Head lice. Hard to kill except in Michigan!


Head LiceMillions of children will head back to school this month. But many will end missing school while they deal with a nationwide epidemic. According to research presented at the American Chemical Society’s National Annual Meeting, head lice have developed a high level of resistance to the most common over-the-counter treatments in 25 states.

Researchers from Southern Illinois University found that out of 109 head lice populations in 30 states, 104 had high levels of gene mutations causing the lice to be resistant to permethrin, the active ingredient in the most common head lice treatment products found in drug stores.

Tiny SquirrelPersonally I’m not a fan of putting chemicals on my kids’ heads so I follow the old rule, “they can’t mate with broken legs.” Regular combing with a nit comb will break the legs of a stray louse, comb out eggs  and will prevent an infestation. Once you have them, combing removes their eggs. Using hair conditioner, or the old Italian treatment of smothering with olive oil, is a good natural remedy, too. Sadly, school districts tend to like you to use permethrin. The good news is that it’s poorly absorbed by mammals and human skin, the bad news is that Canadian research suggests pyrethroids may be associated with behavior problems in children.

Regular combing will take out adults, larvae and eggs that transfer during the day, and will stop an infestation before it takes hold.
Regular combing will take out adults, larvae and eggs that transfer during the day, and will stop an infestation before it takes hold.

Lice populations in at least 25 US states have developed resistance to traditional treatments commonly used by doctors, parents and schools, scientists warn.

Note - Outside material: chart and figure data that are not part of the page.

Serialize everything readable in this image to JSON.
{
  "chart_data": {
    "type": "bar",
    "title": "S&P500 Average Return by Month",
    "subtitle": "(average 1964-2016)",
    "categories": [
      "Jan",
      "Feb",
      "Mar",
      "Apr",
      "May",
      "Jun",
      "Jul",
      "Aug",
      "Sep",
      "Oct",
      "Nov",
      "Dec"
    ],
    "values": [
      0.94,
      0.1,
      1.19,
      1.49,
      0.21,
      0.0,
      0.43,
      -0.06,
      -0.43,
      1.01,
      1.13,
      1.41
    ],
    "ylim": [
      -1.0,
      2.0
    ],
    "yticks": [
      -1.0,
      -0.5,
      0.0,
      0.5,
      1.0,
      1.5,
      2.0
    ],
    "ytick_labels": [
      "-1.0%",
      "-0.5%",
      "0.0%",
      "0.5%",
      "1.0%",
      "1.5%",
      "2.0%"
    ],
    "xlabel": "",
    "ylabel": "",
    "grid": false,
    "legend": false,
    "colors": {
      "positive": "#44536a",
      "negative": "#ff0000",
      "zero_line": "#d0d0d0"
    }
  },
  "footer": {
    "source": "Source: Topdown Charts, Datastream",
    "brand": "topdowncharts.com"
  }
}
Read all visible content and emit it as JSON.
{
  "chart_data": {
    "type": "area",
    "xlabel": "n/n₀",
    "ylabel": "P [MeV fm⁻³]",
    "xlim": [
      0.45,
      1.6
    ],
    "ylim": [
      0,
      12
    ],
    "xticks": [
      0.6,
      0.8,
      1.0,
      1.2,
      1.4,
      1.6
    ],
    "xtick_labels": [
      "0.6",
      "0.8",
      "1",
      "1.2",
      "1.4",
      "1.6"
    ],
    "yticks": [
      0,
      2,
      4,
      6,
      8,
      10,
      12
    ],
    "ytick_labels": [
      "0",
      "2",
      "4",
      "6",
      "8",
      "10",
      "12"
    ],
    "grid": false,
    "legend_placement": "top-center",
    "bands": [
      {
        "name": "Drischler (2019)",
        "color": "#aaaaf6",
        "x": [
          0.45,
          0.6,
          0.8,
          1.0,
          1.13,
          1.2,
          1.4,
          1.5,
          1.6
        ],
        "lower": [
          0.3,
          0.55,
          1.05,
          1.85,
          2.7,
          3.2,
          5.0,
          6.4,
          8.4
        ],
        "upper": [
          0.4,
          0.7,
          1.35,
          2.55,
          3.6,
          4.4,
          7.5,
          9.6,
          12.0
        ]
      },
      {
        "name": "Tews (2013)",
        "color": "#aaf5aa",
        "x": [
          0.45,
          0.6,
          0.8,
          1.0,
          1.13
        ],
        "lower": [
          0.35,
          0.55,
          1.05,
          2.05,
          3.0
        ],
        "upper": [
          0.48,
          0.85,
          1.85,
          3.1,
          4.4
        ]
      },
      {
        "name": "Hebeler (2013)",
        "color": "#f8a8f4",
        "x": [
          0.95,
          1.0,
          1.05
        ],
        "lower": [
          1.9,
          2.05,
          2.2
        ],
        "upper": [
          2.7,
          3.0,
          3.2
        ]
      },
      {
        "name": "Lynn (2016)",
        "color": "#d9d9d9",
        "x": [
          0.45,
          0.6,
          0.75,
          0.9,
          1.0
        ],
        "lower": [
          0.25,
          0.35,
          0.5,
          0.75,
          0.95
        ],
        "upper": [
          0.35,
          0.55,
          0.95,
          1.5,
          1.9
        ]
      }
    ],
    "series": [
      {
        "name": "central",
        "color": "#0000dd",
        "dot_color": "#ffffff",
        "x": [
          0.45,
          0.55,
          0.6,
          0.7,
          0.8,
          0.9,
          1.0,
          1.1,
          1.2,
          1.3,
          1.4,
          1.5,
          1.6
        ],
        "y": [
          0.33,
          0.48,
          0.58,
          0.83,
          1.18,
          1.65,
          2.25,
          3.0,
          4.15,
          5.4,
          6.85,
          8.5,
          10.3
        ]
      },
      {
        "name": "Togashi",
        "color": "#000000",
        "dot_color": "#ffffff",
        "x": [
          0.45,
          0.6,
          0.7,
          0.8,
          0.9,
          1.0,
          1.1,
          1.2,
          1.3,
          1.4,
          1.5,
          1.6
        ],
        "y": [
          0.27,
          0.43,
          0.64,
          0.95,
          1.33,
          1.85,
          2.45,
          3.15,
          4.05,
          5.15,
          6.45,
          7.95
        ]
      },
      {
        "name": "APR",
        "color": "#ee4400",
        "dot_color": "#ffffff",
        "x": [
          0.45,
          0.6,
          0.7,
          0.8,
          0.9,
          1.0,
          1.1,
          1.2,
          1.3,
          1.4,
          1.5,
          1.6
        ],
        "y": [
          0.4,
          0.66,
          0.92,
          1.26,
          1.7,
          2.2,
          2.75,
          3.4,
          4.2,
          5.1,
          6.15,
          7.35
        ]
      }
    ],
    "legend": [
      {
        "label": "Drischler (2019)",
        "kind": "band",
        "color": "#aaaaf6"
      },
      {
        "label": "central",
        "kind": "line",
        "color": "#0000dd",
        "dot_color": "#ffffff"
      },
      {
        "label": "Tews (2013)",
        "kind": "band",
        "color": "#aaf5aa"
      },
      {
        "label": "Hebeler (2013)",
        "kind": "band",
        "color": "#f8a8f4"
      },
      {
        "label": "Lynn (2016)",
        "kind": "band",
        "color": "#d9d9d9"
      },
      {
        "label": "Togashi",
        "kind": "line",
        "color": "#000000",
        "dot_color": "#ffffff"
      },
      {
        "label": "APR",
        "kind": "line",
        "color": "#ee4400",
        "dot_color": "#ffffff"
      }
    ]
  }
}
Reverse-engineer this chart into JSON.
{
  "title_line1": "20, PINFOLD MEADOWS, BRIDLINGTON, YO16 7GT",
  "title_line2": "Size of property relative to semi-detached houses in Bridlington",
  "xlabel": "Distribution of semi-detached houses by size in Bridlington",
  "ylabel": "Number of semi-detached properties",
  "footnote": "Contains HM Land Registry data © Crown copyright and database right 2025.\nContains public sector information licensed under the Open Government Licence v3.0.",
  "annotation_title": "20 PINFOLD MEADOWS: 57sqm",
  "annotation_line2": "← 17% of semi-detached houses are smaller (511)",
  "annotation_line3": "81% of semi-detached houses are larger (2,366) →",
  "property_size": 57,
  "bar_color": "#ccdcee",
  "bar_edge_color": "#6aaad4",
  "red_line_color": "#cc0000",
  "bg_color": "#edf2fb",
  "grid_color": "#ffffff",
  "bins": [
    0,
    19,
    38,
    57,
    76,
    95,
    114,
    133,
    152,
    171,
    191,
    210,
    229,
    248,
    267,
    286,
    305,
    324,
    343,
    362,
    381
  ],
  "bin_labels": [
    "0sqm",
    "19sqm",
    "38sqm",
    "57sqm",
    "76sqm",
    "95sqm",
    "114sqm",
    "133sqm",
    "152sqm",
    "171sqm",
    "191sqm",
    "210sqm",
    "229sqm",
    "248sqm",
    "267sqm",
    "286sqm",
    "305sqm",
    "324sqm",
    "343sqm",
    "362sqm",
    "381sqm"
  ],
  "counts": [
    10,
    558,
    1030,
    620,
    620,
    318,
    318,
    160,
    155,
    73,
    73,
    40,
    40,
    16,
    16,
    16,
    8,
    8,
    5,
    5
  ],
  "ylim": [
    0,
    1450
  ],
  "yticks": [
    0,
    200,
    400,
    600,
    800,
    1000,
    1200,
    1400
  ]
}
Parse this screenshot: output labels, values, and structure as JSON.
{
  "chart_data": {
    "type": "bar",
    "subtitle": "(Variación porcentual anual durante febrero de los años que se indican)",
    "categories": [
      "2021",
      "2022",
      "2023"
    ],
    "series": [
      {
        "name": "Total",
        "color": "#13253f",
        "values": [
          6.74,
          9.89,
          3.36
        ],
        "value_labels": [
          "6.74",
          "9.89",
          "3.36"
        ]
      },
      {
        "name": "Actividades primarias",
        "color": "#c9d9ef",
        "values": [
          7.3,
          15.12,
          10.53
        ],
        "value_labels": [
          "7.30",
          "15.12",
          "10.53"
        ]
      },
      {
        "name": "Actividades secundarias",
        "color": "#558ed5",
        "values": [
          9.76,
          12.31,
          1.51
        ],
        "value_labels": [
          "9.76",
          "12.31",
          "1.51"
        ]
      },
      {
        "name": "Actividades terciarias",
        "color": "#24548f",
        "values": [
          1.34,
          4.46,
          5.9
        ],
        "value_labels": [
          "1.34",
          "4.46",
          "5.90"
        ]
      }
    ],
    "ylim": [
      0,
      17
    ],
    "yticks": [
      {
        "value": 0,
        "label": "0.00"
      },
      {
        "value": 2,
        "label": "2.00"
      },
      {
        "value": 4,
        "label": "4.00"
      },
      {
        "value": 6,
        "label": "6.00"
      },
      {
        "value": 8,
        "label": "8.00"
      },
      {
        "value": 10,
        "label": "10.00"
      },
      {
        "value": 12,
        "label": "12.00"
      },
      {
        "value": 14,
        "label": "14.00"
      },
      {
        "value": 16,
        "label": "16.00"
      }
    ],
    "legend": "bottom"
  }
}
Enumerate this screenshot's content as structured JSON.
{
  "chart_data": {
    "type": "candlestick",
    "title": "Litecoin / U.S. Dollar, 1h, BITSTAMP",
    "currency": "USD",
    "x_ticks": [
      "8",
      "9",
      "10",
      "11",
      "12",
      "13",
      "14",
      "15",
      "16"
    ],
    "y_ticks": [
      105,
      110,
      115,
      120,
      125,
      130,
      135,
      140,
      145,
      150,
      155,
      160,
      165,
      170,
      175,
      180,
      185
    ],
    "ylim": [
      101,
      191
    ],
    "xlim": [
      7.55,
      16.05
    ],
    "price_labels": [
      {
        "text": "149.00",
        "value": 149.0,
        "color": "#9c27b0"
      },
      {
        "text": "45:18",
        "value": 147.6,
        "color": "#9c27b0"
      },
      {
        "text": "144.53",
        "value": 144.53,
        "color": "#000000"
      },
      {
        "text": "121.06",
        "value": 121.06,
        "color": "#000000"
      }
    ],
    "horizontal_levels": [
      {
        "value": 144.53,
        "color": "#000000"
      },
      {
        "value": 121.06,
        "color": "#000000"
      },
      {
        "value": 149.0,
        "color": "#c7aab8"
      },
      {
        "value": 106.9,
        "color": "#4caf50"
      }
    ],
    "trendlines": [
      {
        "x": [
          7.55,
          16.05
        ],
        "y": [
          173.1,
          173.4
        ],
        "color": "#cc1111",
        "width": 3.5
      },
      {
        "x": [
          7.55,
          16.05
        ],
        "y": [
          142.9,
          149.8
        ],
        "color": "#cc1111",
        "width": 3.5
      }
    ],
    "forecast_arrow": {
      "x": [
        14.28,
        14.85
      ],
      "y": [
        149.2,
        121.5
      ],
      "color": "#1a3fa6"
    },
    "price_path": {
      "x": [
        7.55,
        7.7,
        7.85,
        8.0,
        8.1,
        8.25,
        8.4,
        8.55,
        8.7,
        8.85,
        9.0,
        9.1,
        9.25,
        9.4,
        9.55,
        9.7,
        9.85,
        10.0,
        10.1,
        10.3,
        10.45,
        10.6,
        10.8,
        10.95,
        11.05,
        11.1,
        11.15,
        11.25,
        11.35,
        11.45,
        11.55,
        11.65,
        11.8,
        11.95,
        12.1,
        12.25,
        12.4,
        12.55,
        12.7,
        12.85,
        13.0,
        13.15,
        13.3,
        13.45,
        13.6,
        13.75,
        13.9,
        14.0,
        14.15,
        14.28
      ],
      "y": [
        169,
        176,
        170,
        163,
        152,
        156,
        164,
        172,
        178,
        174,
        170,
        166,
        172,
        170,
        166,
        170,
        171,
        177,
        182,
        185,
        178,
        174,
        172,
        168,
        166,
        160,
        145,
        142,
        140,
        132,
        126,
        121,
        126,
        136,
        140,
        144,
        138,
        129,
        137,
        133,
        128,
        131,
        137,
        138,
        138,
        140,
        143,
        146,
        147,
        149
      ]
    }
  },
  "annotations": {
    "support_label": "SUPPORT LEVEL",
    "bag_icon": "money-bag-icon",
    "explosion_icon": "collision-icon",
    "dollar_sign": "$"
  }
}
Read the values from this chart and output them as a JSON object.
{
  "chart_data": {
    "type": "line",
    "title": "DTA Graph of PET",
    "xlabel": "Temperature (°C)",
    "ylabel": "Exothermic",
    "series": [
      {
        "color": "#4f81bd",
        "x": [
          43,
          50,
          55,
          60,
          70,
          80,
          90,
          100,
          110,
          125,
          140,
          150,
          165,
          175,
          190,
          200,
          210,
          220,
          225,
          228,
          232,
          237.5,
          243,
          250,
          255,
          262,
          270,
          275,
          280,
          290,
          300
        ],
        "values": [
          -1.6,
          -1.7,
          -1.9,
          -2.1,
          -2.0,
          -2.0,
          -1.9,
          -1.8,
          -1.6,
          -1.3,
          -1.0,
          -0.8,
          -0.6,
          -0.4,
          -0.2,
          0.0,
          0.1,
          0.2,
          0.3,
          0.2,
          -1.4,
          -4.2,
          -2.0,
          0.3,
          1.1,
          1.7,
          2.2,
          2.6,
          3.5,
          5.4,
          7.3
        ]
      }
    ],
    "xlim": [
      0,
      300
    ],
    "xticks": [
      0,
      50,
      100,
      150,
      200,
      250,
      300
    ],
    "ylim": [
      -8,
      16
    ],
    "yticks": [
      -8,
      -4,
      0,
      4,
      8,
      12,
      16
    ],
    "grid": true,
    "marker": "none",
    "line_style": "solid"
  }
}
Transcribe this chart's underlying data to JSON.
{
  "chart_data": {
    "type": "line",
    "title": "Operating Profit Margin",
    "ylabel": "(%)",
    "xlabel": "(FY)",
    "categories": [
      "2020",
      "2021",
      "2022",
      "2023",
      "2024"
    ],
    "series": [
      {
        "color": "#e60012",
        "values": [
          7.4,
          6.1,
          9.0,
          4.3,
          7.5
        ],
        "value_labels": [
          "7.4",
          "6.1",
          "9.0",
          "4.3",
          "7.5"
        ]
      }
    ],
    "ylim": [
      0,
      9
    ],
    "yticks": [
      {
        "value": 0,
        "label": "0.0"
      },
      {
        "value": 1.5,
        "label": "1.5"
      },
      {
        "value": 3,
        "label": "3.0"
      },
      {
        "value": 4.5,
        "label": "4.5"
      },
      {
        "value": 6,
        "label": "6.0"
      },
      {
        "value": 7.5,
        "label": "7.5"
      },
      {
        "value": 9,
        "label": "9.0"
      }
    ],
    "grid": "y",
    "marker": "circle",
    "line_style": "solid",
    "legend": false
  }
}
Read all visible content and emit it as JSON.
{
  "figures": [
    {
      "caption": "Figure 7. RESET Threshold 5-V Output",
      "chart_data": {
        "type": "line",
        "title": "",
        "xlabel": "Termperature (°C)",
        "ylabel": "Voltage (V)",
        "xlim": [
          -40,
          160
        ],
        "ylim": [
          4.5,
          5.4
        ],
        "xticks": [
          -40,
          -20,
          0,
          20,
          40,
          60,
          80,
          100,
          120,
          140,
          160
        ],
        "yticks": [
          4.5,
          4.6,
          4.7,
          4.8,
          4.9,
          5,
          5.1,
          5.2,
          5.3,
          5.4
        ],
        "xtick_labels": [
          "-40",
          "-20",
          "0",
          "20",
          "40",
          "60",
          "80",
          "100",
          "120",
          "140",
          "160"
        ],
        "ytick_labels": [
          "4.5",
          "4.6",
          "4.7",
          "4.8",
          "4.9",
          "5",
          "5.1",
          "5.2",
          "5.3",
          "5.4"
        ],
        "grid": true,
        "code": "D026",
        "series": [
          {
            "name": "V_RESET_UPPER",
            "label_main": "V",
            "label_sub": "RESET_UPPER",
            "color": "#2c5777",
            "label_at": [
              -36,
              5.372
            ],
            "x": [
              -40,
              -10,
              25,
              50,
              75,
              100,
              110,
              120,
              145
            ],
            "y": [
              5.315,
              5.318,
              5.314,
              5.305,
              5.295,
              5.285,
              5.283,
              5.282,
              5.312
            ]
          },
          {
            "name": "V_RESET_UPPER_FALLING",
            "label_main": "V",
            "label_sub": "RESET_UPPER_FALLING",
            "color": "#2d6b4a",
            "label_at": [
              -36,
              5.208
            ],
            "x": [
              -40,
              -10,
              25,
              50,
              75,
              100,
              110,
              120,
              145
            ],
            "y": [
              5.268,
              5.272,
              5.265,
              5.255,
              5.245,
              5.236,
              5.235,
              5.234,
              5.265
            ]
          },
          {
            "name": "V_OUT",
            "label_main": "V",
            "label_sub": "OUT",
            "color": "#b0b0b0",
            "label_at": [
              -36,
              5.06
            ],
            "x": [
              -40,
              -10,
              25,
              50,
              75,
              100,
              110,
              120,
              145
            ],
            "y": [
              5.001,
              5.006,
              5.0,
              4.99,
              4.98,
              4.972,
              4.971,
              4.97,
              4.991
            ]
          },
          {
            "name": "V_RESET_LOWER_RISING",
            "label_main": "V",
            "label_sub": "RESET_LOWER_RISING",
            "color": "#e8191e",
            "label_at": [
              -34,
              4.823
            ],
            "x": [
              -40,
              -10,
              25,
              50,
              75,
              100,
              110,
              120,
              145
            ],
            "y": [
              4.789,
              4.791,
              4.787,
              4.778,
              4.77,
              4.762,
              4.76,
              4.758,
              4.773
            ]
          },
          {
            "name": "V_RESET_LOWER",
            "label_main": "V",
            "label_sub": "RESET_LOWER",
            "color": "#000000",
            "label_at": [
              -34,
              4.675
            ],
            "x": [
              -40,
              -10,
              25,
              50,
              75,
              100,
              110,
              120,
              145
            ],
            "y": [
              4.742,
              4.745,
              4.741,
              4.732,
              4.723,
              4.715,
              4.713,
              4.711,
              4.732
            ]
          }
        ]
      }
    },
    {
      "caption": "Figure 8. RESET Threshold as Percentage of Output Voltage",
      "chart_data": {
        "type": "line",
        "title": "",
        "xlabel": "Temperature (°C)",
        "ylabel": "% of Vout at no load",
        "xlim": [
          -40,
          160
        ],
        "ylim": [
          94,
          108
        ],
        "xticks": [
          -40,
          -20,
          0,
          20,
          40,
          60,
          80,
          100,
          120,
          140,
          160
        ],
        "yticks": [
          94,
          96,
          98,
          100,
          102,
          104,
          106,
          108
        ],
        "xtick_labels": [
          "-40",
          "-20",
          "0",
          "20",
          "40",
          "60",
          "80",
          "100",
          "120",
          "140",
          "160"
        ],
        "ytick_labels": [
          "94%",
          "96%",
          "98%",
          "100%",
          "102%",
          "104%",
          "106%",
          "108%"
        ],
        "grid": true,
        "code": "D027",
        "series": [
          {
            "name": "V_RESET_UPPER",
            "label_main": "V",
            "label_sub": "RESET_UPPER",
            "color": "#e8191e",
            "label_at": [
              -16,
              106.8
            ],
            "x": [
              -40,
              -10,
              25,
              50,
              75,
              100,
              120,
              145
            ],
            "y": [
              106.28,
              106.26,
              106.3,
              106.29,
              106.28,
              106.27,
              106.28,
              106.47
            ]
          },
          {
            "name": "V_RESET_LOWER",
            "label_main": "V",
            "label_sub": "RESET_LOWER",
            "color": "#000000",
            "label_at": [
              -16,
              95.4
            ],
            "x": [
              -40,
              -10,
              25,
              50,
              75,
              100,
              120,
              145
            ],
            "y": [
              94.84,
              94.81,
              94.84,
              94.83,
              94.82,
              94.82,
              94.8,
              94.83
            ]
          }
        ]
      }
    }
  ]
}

  • Avoid sharing combs, brushes, towels, hats and helmets
  • Don’t go head to head – try to avoid touching hairs and heads with other kids when hugging hello or goodbye
  • Keep hats, scarves and coats out of common areas
  • Selfies are fun, but can help spread lice! Taking a selfie is part of hanging out, but if it involves more than one person squeezing into a frame and connecting heads you might want your kid to opt out or go solo
  • States that follow the CDC recommendations say you can return to school as soon as you have received chemical treatment for the lice


  • Head lice spread by crawling; they cannot jump, fly or hop
  • Head to head contact with a person who has head lice is the most common way to transfer lice
  • Dogs, cats and other pets cannot contract or spread lice
  • Over the counter chemical lice pesticide treatments and shampoos are no longer effective on killing many strains of head lice
  • Head lice love all types of hair. They are not the result of bad hygiene and prefer clean rather than dirty hair

“What we found was that 104 out of the 109 lice populations we tested had high levels of gene mutations, which have been linked to resistance to pyrethroids,” Dr. Kyong Yoon of Southern Illinois University said, adding that his team is the first to collect lice samples from a large number of populations across the US.

Pyrethroids are a family of synthetic chemicals with insect repellent properties. Permethrin, which also belongs to pyrethroids, is an active ingredient in some of the most common lice treatments, such as lotions and sprays, sold at drug stores. The bugs are spread by head-to-head contact and are notoriously common among primary school kids.

According to Yoon, the momentum toward pyrethroid-resistant lice has been mounting for years, with the first report coming from Israel in the late 1990s. In 2000, when Yoon was a graduate student at the University of Massachusetts, he became one of the first to report the phenomenon in America.

“I was working on insecticide metabolism in a potato beetle when my mentor, John Clark, suggested I look into the resurgence of head lice,” he said in a press release.

“I asked him in what country and was surprised when he said the US.”

Yoon contacted schools near the university to collect samples. He imagined that the lice had probably already developed resistance to the most common insecticides aimed at combating nasty bugs. So he decided to test the pests for a trio of genetic mutations known as kdr (knock-down resistance). Yoon found that many of the lice did as a matter of fact have those kdr mutations, which affect a bug’s nervous system, desensitizing them to pyrethroids.

In his most recent study, Yoon gathered lice from as many as 30 states in America. Population samples with all three genetic mutations associated with kdr came from 25 states, including California, Texas, Florida and Maine. Samples from four states, such as New York, New Jersey, New Mexico and Oregon, had one, two or three mutations. The only state with a population of lice still largely susceptible to the insecticide was Michigan. Yoon says he is still investigating, why lice haven’t developed resistance there.

The scientist reassures that lice can still be treated using different chemicals, some of which are actually available only by prescription.

He cautioned that if you use a chemical over and over, “these little creatures will eventually develop resistance,” however. The only good news is that head lice don’t carry disease. “They’re more a nuisance than anything else,” Yoon wrapped up.